Let me explain. One time I was sat in a pub with a girl. I was musing on something or other, doing my best to keep up my end of the conversation. Suddenly the girl started laughing. What started as a titter became more uproarious, and in response my self-conscious anxiety grew and grew. What was she laughing at? Was something wrong with what I was saying? Did she suddenly realise I look faintly ridiculous, like a short and awkward version of Jesus? Was she having some sort of boredom-induced brain attack?
Turns out there was a spider in my beard. She reached over, coaxed it onto her finger, and gently flicked it over onto an empty part of the table.
At this point, several thoughts went through my head:
- Why did the spider decide to abseil all the way down from the ceiling into my majestic facial hair?
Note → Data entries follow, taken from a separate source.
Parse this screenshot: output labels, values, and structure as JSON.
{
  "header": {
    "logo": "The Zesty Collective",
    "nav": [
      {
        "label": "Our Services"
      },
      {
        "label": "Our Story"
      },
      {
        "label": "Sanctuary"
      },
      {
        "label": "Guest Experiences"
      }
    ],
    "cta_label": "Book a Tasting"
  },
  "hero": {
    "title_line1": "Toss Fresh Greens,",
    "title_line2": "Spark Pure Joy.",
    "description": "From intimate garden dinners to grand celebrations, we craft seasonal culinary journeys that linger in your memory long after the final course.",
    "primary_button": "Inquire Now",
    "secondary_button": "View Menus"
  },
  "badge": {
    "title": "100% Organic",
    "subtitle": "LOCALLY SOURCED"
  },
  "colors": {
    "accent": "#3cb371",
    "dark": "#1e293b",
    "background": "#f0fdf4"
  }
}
Did the spider really decide to do this, or was it a consequence of some external factors? Did my majestic facial hair present an appealing nesting opportunity? Just what is it like to be a beard-seeking spider? Are all spiders innately beard-seeking, given the right conditions, or was this a particularly intrepid arachnid?
- This girl just touched that spider with her bare hand. At best I’d use my bare hand only to slap it away from my face while squealing pathetically, despite it being a rather small and wispy spider, all things considered. What is it about these eight-legged beasts that sends me — and, thankfully, lots of other neurotics — into a frenzy of terror and despair? What does it say about me that I can face many challenges in life, and yet the mere presence of a tiny arachnid on my face makes me want to cry and scream and leap from the nearest window? Come to that, what does it say about this girl who not only can tolerate their general ickiness, but actually finds them amusing?
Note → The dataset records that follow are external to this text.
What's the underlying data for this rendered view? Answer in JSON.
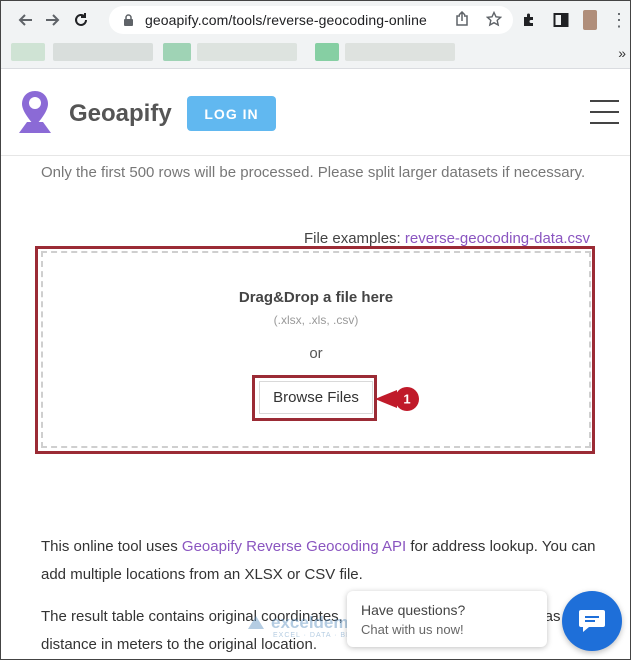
{
  "browser": {
    "url": "geoapify.com/tools/reverse-geocoding-online",
    "icons": [
      "back-arrow-icon",
      "forward-arrow-icon",
      "reload-icon",
      "lock-icon",
      "share-icon",
      "star-icon",
      "extensions-icon",
      "sidepanel-icon",
      "kebab-icon"
    ]
  },
  "site": {
    "brand": "Geoapify",
    "login_label": "LOG IN",
    "login_color": "#61b8f0",
    "accent_link_color": "#8a55c0"
  },
  "page": {
    "note": "Only the first 500 rows will be processed. Please split larger datasets if necessary.",
    "examples_label": "File examples:",
    "examples_link": "reverse-geocoding-data.csv",
    "dropzone": {
      "title": "Drag&Drop a file here",
      "formats": "(.xlsx, .xls, .csv)",
      "or": "or",
      "browse_label": "Browse Files"
    },
    "step_marker": "1",
    "desc1_before": "This online tool uses ",
    "desc1_link": "Geoapify Reverse Geocoding API",
    "desc1_after": " for address lookup. You can add multiple locations from an XLSX or CSV file.",
    "desc2": "The result table contains original coordinates, address components, as well as distance in meters to the original location."
  },
  "watermark": {
    "name": "exceldemy",
    "sub": "EXCEL · DATA · BI"
  },
  "chat": {
    "question": "Have questions?",
    "sub": "Chat with us now!"
  }
}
- Spiders have eight eyes, but none of them actually see particularly well, at least in the way we’d define it. They sense motion, light and dark, and that’s about it. If I were a spider, what would be my experience of a beard? What would I see, with my vastly different perceptual abilities and eight horrible eyeballs?
Since that fateful day I’ve discovered that my head seems to have a remarkable ability to attract spiders. Time and time again I’ve been sat somewhere only to find a spider suddenly abseiling down from the brim of my hat in front of my face. They do so casually, as if they’ve got all the time in the world and they’re not the least bit threatened by the massive hairy mug mere inches away. ‘Oh, hi!’ they seem to say. ‘What’s happening? I’m just hanging out — get it?’
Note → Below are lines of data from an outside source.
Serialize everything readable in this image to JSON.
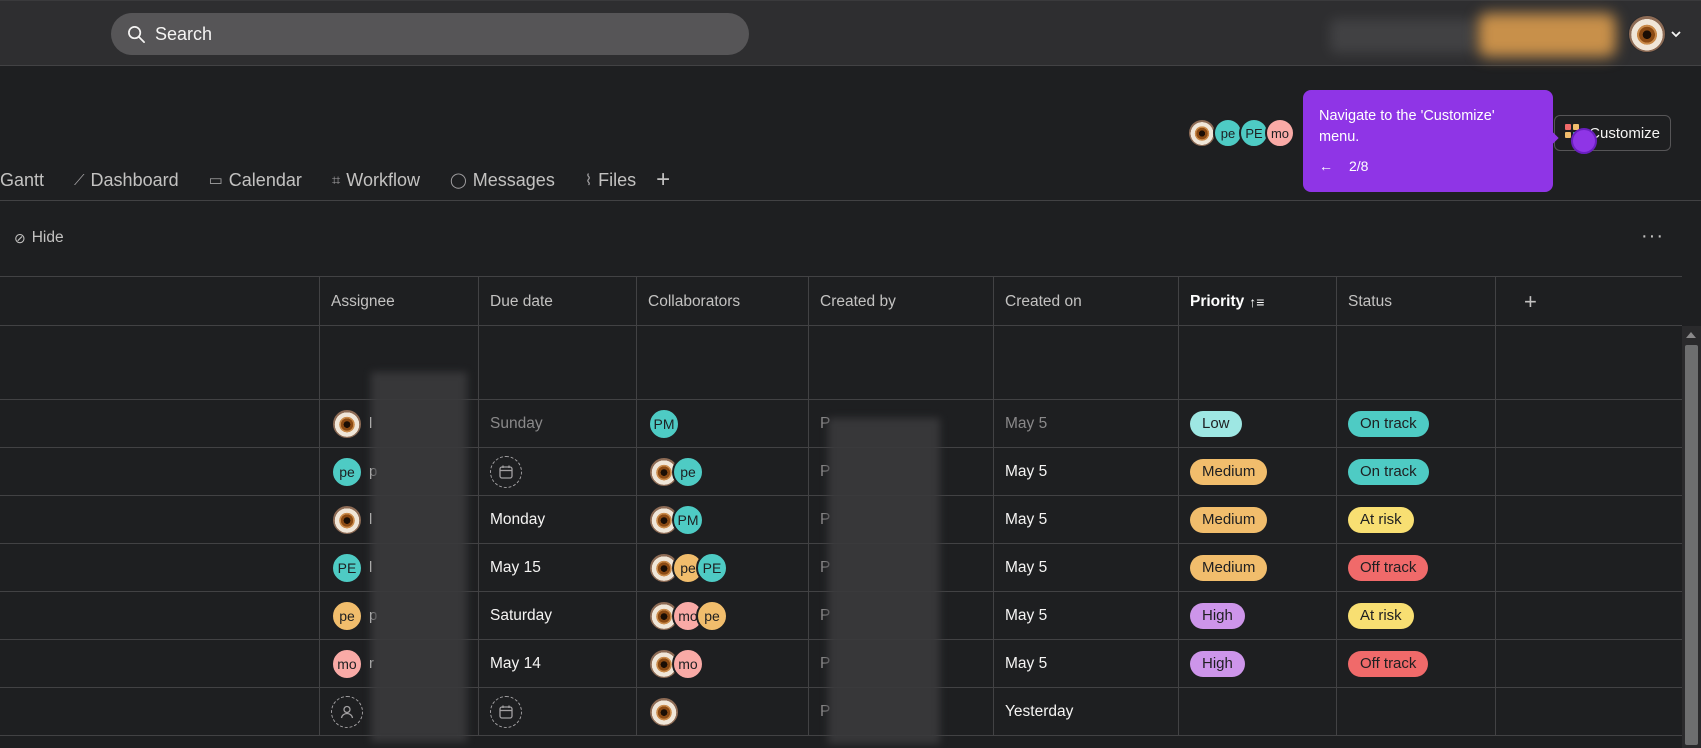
{
  "topbar": {
    "search_placeholder": "Search"
  },
  "header": {
    "facepile": [
      {
        "initials": "",
        "type": "photo"
      },
      {
        "initials": "pe",
        "color": "#4ecbc4"
      },
      {
        "initials": "PE",
        "color": "#4ecbc4"
      },
      {
        "initials": "mo",
        "color": "#f9aaa6"
      }
    ],
    "customize_label": "Customize"
  },
  "tooltip": {
    "message": "Navigate to the 'Customize' menu.",
    "back": "←",
    "step": "2/8"
  },
  "tabs": [
    {
      "label": "Gantt",
      "icon": ""
    },
    {
      "label": "Dashboard",
      "icon": "dashboard-icon"
    },
    {
      "label": "Calendar",
      "icon": "calendar-icon"
    },
    {
      "label": "Workflow",
      "icon": "workflow-icon"
    },
    {
      "label": "Messages",
      "icon": "message-icon"
    },
    {
      "label": "Files",
      "icon": "paperclip-icon"
    }
  ],
  "tab_add": "+",
  "toolbar": {
    "hide_label": "Hide",
    "more": "···"
  },
  "table": {
    "columns": [
      "Assignee",
      "Due date",
      "Collaborators",
      "Created by",
      "Created on",
      "Priority",
      "Status"
    ],
    "add_column": "+",
    "rows": [
      {
        "assignee": {
          "type": "photo",
          "initials": ""
        },
        "assignee_name": "l",
        "due": "Sunday",
        "due_dim": true,
        "collaborators": [
          {
            "initials": "PM",
            "color": "#4ecbc4"
          }
        ],
        "created_by": "P",
        "created_on": "May 5",
        "created_dim": true,
        "priority": "Low",
        "priority_color": "#9ee7e3",
        "status": "On track",
        "status_color": "#4ecbc4"
      },
      {
        "assignee": {
          "type": "initials",
          "initials": "pe",
          "color": "#4ecbc4"
        },
        "assignee_name": "p",
        "due": "",
        "due_empty": true,
        "collaborators": [
          {
            "type": "photo"
          },
          {
            "initials": "pe",
            "color": "#4ecbc4"
          }
        ],
        "created_by": "P",
        "created_on": "May 5",
        "priority": "Medium",
        "priority_color": "#f1bd6c",
        "status": "On track",
        "status_color": "#4ecbc4"
      },
      {
        "assignee": {
          "type": "photo"
        },
        "assignee_name": "l",
        "due": "Monday",
        "collaborators": [
          {
            "type": "photo"
          },
          {
            "initials": "PM",
            "color": "#4ecbc4"
          }
        ],
        "created_by": "P",
        "created_on": "May 5",
        "priority": "Medium",
        "priority_color": "#f1bd6c",
        "status": "At risk",
        "status_color": "#f8df72"
      },
      {
        "assignee": {
          "type": "initials",
          "initials": "PE",
          "color": "#4ecbc4"
        },
        "assignee_name": "l",
        "due": "May 15",
        "collaborators": [
          {
            "type": "photo"
          },
          {
            "initials": "pe",
            "color": "#f1bd6c"
          },
          {
            "initials": "PE",
            "color": "#4ecbc4"
          }
        ],
        "created_by": "P",
        "created_on": "May 5",
        "priority": "Medium",
        "priority_color": "#f1bd6c",
        "status": "Off track",
        "status_color": "#f06a6a"
      },
      {
        "assignee": {
          "type": "initials",
          "initials": "pe",
          "color": "#f1bd6c"
        },
        "assignee_name": "p",
        "due": "Saturday",
        "collaborators": [
          {
            "type": "photo"
          },
          {
            "initials": "mo",
            "color": "#f9aaa6"
          },
          {
            "initials": "pe",
            "color": "#f1bd6c"
          }
        ],
        "created_by": "P",
        "created_on": "May 5",
        "priority": "High",
        "priority_color": "#cd95ea",
        "status": "At risk",
        "status_color": "#f8df72"
      },
      {
        "assignee": {
          "type": "initials",
          "initials": "mo",
          "color": "#f9aaa6"
        },
        "assignee_name": "r",
        "due": "May 14",
        "collaborators": [
          {
            "type": "photo"
          },
          {
            "initials": "mo",
            "color": "#f9aaa6"
          }
        ],
        "created_by": "P",
        "created_on": "May 5",
        "priority": "High",
        "priority_color": "#cd95ea",
        "status": "Off track",
        "status_color": "#f06a6a"
      },
      {
        "assignee": {
          "type": "empty"
        },
        "assignee_name": "",
        "due": "",
        "due_empty": true,
        "collaborators": [
          {
            "type": "photo"
          }
        ],
        "created_by": "P",
        "created_on": "Yesterday",
        "priority": "",
        "status": ""
      }
    ]
  }
}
‘Yeeearrgghhh’ I invariably respond, slapping them away from my face in a blind panic. I’m really not very sociable on these occasions, to my eternal regret, but they keep trying nonetheless.
I was thinking about these spider encounters today, and I wondered idly if, somehow, the spiders got wind of my experience in the pub and the thoughts that followed, and every so often they send an envoy down from my hat to check in and see what I’ve decided about those thoughts. Maybe they want to have a proper inter-species discussion on their experience of spiderdom, and to share with me their well-developed philosophical traditions. Perhaps, I thought, I’m slapping them away not out of fear — or at least, not just fear — but out of shame for my lack of action on those thoughts.
I’m sorry, spiders — I promise I’ll get back to work on these questions. I’m not sure what form these explorations could take — a few years ago I’d envisioned something like Thomas Nagel’s famous article “What is it like to be a bat?”, a 1974 critique of reductionist theories of mind. I doubt that “What is it like to be a beard-spider?” would be anywhere near as influential as that article, but you never know I suppose.
Regardless, I owe it to myself, and to the spiders, to think more about these questions. Maybe then they’ll stop dangling off my hats and giving me expectant looks.